18 October 2019 - 19:30
By Naledi Shange
The hearing looking into Western Cape Judge President John Hlophe's conduct has been delayed yet again.
Image: Foto24 / Bongiwe Gumede The hearing looking into Western Cape Judge President John Hlophe's conduct has been delayed yet again.

Soon after announcing that the tribunal investigating alleged gross misconduct by Western Cape Judge President John Hlophe was set to resume proceedings on Monday, the Judicial Conduct Tribunal on Friday announced that the hearings had been halted once again.

This time, the payment of Hlophe’s attorney was behind the postponement.
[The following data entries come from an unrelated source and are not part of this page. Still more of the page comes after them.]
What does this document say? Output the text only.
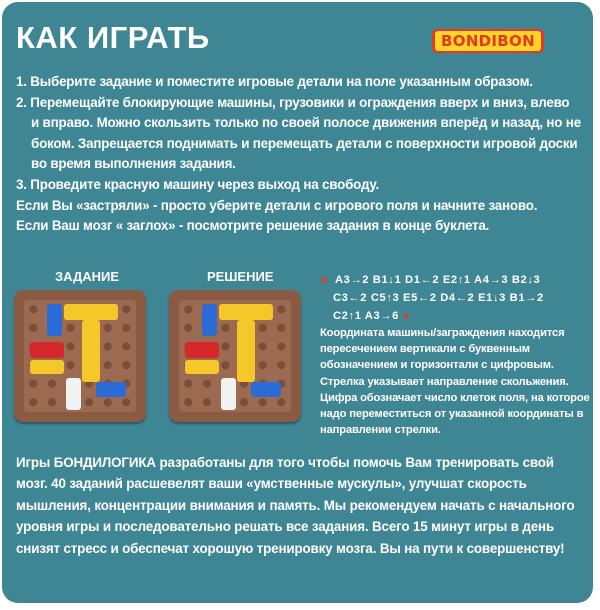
КАК ИГРАТЬ	BONDIBON
1. Выберите задание и поместите игровые детали на поле указанным образом.
2. Перемещайте блокирующие машины, грузовики и ограждения вверх и вниз, влево
и вправо. Можно скользить только по своей полосе движения вперёд и назад, но не
боком. Запрещается поднимать и перемещать детали с поверхности игровой доски
во время выполнения задания.
3. Проведите красную машину через выход на свободу.
Если Вы «застряли» - просто уберите детали с игрового поля и начните заново.
Если Ваш мозг « заглох» - посмотрите решение задания в конце буклета.
ЗАДАНИЕ	РЕШЕНИЕ	► A3→2 B1↓1 D1←2 E2↑1 A4→3 B2↓3
C3←2 C5↑3 E5←2 D4←2 E1↓3 B1→2
C2↑1 A3→6 ●
Координата машины/заграждения находится
пересечением вертикали с буквенным
обозначением и горизонтали с цифровым.
Стрелка указывает направление скольжения.
Цифра обозначает число клеток поля, на которое
надо переместиться от указанной координаты в
направлении стрелки.
Игры БОНДИЛОГИКА разработаны для того чтобы помочь Вам тренировать свой
мозг. 40 заданий расшевелят ваши «умственные мускулы», улучшат скорость
мышления, концентрации внимания и память. Мы рекомендуем начать с начального
уровня игры и последовательно решать все задания. Всего 15 минут игры в день
снизят стресс и обеспечат хорошую тренировку мозга. Вы на пути к совершенству!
In a statement, the tribunal said: "Regrettably, the tribunal is unable to commence with hearings due to an unresolved dispute regarding legal fees between the Office of the State Attorney and Judge President Hlophe’s attorney.
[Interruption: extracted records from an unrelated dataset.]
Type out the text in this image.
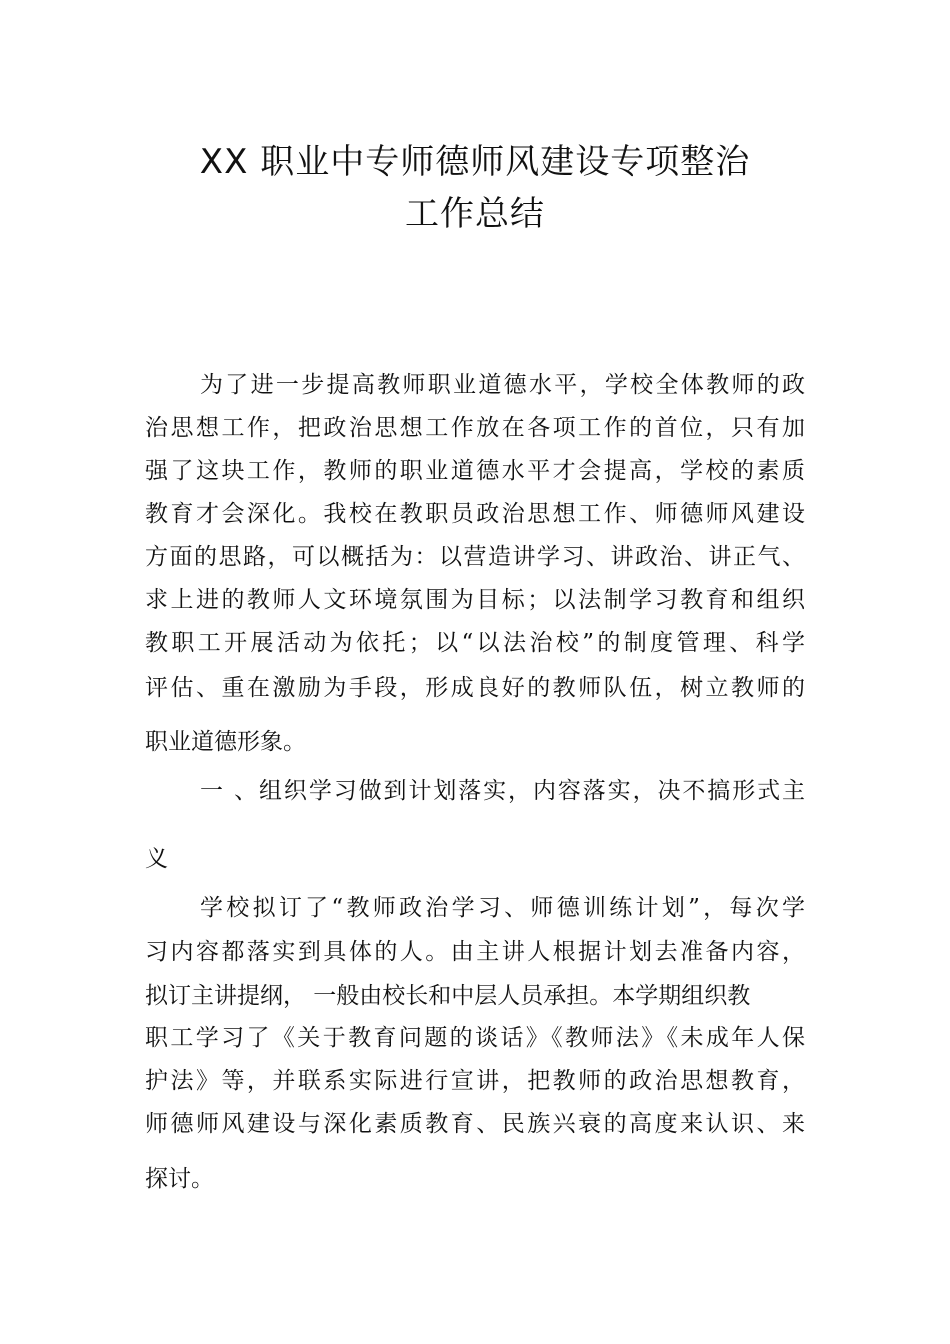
XX 职业中专师德师风建设专项整治
工作总结
为了进一步提高教师职业道德水平，学校全体教师的政
治思想工作，把政治思想工作放在各项工作的首位，只有加
强了这块工作，教师的职业道德水平才会提高，学校的素质
教育才会深化。我校在教职员政治思想工作、师德师风建设
方面的思路，可以概括为：以营造讲学习、讲政治、讲正气、
求上进的教师人文环境氛围为目标；以法制学习教育和组织
教职工开展活动为依托；以“以法治校”的制度管理、科学
评估、重在激励为手段，形成良好的教师队伍，树立教师的
职业道德形象。
一 、组织学习做到计划落实，内容落实，决不搞形式主
义
学校拟订了“教师政治学习、师德训练计划”，每次学
习内容都落实到具体的人。由主讲人根据计划去准备内容，
拟订主讲提纲， 一般由校长和中层人员承担。本学期组织教
职工学习了《关于教育问题的谈话》《教师法》《未成年人保
护法》等，并联系实际进行宣讲，把教师的政治思想教育，
师德师风建设与深化素质教育、民族兴衰的高度来认识、来
探讨。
"The tribunal president, Judge Labuschagne. is exploring other avenues to ensure that the dispute is resolved to enable the tribunal to convene as soon as it is practically possible and deal with this long outstanding matter."
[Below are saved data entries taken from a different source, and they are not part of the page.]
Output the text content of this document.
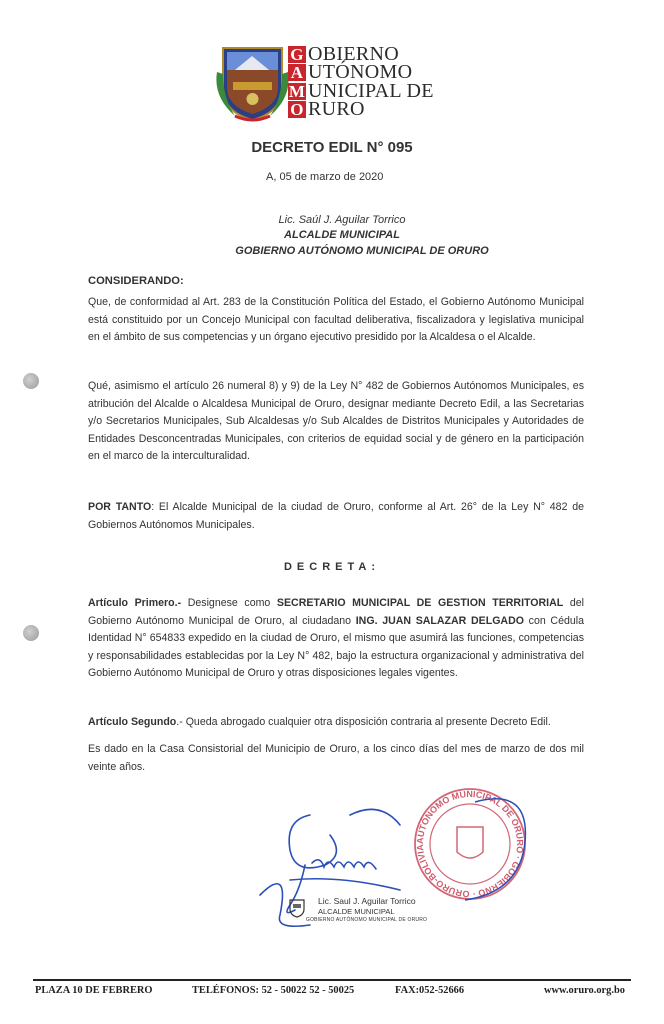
G OBIERNO
A UTÓNOMO
M UNICIPAL DE
O RURO
DECRETO EDIL N° 095
A, 05 de marzo de 2020
Lic. Saúl J. Aguilar Torrico
ALCALDE MUNICIPAL
GOBIERNO AUTÓNOMO MUNICIPAL DE ORURO
CONSIDERANDO:
Que, de conformidad al Art. 283 de la Constitución Política del Estado, el Gobierno Autónomo Municipal está constituido por un Concejo Municipal con facultad deliberativa, fiscalizadora y legislativa municipal en el ámbito de sus competencias y un órgano ejecutivo presidido por la Alcaldesa o el Alcalde.
Qué, asimismo el artículo 26 numeral 8) y 9) de la Ley N° 482 de Gobiernos Autónomos Municipales, es atribución del Alcalde o Alcaldesa Municipal de Oruro, designar mediante Decreto Edil, a las Secretarias y/o Secretarios Municipales, Sub Alcaldesas y/o Sub Alcaldes de Distritos Municipales y Autoridades de Entidades Desconcentradas Municipales, con criterios de equidad social y de género en la participación en el marco de la interculturalidad.
POR TANTO: El Alcalde Municipal de la ciudad de Oruro, conforme al Art. 26° de la Ley N° 482 de Gobiernos Autónomos Municipales.
DECRETA:
Artículo Primero.- Designese como SECRETARIO MUNICIPAL DE GESTION TERRITORIAL del Gobierno Autónomo Municipal de Oruro, al ciudadano ING. JUAN SALAZAR DELGADO con Cédula Identidad N° 654833 expedido en la ciudad de Oruro, el mismo que asumirá las funciones, competencias y responsabilidades establecidas por la Ley N° 482, bajo la estructura organizacional y administrativa del Gobierno Autónomo Municipal de Oruro y otras disposiciones legales vigentes.
Artículo Segundo.- Queda abrogado cualquier otra disposición contraria al presente Decreto Edil.
Es dado en la Casa Consistorial del Municipio de Oruro, a los cinco días del mes de marzo de dos mil veinte años.
AUTÓNOMO MUNICIPAL DE ORURO · GOBIERNO · ORURO-BOLIVIA
Lic. Saul J. Aguilar Torrico
ALCALDE MUNICIPAL
GOBIERNO AUTÓNOMO MUNICIPAL DE ORURO
PLAZA 10 DE FEBRERO	TELÉFONOS: 52 - 50022 52 - 50025	FAX:052-52666	www.oruro.org.bo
A new date for the hearings would be announced at a later date.

The tribunal is surrounding allegations of gross misconduct by Hlophe.

The last sitting happened over a year ago, but the tribunal delays have dragged on for more than a decade.

Hlophe stands accused by constitutional court judges of trying to improperly influence them during the trial involving former president Jacob Zuma and French arms company Thint in the infamous arms deal.

The last time the tribunal met, Free State Judge Cagney Musi recused himself from the panel after only 20 minutes, amid complaints from Hlophe that he had made disparaging remarks about him at a social gathering. 

Hlophe serves on the Judicial Service Commission (JSC) responsible for recommending judges to the presidency, and his role on this committee has come under scrutiny for a perceived conflict of interest since the charges were made against him.

He has been the Western Cape's judge president since 2000 and will occupy that seat until he retires, failing conclusive findings of his guilt in the arms deal matter at the tribunal which would spark an impeachment process.